L’idea dei Fondi Welfare – funzionanti ad accumulazione reale a collegati a polizze assicurative collettive per la copertura dei grandi eventi – è nuova e promettente. L’ultima parte del volume ne descrive le proprietà e arriva a tratteggiarne un disegno che, con l’aggiunta di qualche altro dettaglio, potrebbe in sè per sè avere avere già vesti operative. Sarebbe interessante discuterne direttamente con gli operatori di mercato, con le unità di sviluppo delle compagnie assicurative e con i principali fondi pensione.

Ma gli scogli più difficili a me non sembrano riguardare il disegno dello strumento (già chiaro e convincente nell’analisi di Nicola). Le difficoltà maggiori riguardano tutto ciò che sta attorno al Fondo Welfare a cui il Fondo Welfare va raccordato: i cambiamenti nell’assetto corrente dei welfare system, il ribilanciamento tra le loro voci di spesa, la riforma della fiscalità dei pilastri di welfare privati con impegni alla convergenza tra Partner Ue (Nicola ne parla), la cornice regolatoria con particolare attenzione alla governance del Fondo Welfare (trasparenza, solidità della gestione finanziaria, economicità dell’amministrazione, vigilanza prudenziale e preventiva), il coordinamento internazionale nella regolazione e supervisione.

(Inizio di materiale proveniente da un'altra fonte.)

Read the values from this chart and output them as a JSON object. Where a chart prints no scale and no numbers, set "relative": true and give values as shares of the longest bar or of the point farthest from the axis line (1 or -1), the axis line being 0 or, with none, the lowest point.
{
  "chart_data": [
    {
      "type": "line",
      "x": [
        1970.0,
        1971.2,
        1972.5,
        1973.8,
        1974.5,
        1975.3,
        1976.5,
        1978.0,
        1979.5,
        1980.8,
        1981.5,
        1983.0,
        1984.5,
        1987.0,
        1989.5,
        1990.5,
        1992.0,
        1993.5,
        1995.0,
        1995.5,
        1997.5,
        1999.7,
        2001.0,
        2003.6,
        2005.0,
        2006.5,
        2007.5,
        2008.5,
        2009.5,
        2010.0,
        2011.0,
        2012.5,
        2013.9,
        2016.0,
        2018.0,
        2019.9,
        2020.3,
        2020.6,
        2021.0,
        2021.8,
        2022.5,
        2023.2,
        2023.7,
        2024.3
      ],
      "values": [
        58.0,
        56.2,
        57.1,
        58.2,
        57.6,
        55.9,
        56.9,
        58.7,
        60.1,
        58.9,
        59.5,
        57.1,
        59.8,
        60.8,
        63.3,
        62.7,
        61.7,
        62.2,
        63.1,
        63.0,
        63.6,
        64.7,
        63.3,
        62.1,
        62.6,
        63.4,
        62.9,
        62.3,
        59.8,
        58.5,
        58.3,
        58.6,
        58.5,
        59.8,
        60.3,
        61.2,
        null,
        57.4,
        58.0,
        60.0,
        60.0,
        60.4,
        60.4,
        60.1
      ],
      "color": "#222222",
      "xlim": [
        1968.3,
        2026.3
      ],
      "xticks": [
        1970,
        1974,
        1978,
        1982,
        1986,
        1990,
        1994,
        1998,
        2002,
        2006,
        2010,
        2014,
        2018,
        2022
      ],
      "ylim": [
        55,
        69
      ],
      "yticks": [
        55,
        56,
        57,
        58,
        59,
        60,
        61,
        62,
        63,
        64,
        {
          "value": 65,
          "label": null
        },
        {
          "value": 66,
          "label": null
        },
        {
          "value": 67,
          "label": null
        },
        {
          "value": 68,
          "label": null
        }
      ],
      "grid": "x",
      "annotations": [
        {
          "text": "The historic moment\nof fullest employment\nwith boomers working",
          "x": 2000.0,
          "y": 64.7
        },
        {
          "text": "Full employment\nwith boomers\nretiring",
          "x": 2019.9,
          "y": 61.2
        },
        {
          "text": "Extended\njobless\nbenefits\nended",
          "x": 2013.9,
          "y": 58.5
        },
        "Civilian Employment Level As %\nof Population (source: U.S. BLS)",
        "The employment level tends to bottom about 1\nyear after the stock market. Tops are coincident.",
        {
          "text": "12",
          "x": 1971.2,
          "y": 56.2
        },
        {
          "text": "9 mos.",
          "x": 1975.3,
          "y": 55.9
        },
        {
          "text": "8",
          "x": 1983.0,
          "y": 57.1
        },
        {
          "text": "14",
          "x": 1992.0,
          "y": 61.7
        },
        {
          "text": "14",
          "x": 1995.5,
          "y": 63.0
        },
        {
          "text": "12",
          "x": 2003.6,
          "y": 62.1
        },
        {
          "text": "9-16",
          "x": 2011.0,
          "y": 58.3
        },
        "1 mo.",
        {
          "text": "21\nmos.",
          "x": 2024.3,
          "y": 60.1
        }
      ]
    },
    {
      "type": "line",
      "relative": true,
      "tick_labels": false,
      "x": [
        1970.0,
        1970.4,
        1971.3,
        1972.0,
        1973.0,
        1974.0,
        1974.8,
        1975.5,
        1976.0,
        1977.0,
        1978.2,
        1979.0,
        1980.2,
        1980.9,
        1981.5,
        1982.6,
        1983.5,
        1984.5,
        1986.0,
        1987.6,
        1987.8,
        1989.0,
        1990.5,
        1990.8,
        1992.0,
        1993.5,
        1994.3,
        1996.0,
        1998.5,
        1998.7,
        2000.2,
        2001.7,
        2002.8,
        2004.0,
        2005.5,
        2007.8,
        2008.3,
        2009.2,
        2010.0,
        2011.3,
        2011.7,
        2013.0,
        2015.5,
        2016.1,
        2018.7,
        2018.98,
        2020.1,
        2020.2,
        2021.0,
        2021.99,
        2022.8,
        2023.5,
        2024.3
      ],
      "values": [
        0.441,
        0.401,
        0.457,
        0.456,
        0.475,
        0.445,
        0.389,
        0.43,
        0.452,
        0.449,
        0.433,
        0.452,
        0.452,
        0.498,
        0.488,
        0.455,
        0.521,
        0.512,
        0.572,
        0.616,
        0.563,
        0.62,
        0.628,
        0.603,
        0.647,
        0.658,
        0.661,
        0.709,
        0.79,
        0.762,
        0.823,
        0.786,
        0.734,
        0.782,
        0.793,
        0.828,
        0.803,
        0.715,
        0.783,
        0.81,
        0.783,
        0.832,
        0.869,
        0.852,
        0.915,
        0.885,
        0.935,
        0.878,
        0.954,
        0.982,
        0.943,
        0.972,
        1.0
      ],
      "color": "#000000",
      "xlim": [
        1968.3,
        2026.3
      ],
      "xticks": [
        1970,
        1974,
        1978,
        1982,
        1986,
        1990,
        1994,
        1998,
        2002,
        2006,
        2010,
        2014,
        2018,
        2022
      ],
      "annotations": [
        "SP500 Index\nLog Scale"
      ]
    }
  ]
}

Se l’obiettivo è quello di massimizzare i frutti di investimenti produttivi su orizzonti medio-lunghi (la definizione di gestione patrimoniale previdenziale per antonomasia), il “campo di azione” dei Fondi Welfare non può di sicuro esser relegato nei confini nazionali. La prospettiva deve essere europea o, meglio ancora, globale, per riuscire a guardare alle realtà mondiali che hanno davanti le potenzialità di crescita più elevate, che spesso sono le stesse realtà che hanno solo in tempi relativamente recenti avviato processi di industrializzazione, e che si trovano a vivere fasi demografiche diverse dall’Occidente (sono più giovani dell’Occidente per varie ragioni).

Ma quanto più ampio il “campo di azione”, tanto più urgente, anzi obbligatoria, l’esigenza del coordinamento sovranazionale della cornice regolatoria e delle pratiche di sorveglianza. Ed è soprattutto su queste mie ultime riflessioni che spero, e mi aspetto, che Nicola continui il suo lavoro di analisi e di proposta, sia nel nuovo spazio che ha di recente inaugurato (Reforming.it), sia attraverso le collaborazioni che lo vedono protagonista già da tempo, a cominciare da quella con l’Associazione Europea del Nuovo Welfare di cui mi fregio di esser direttore.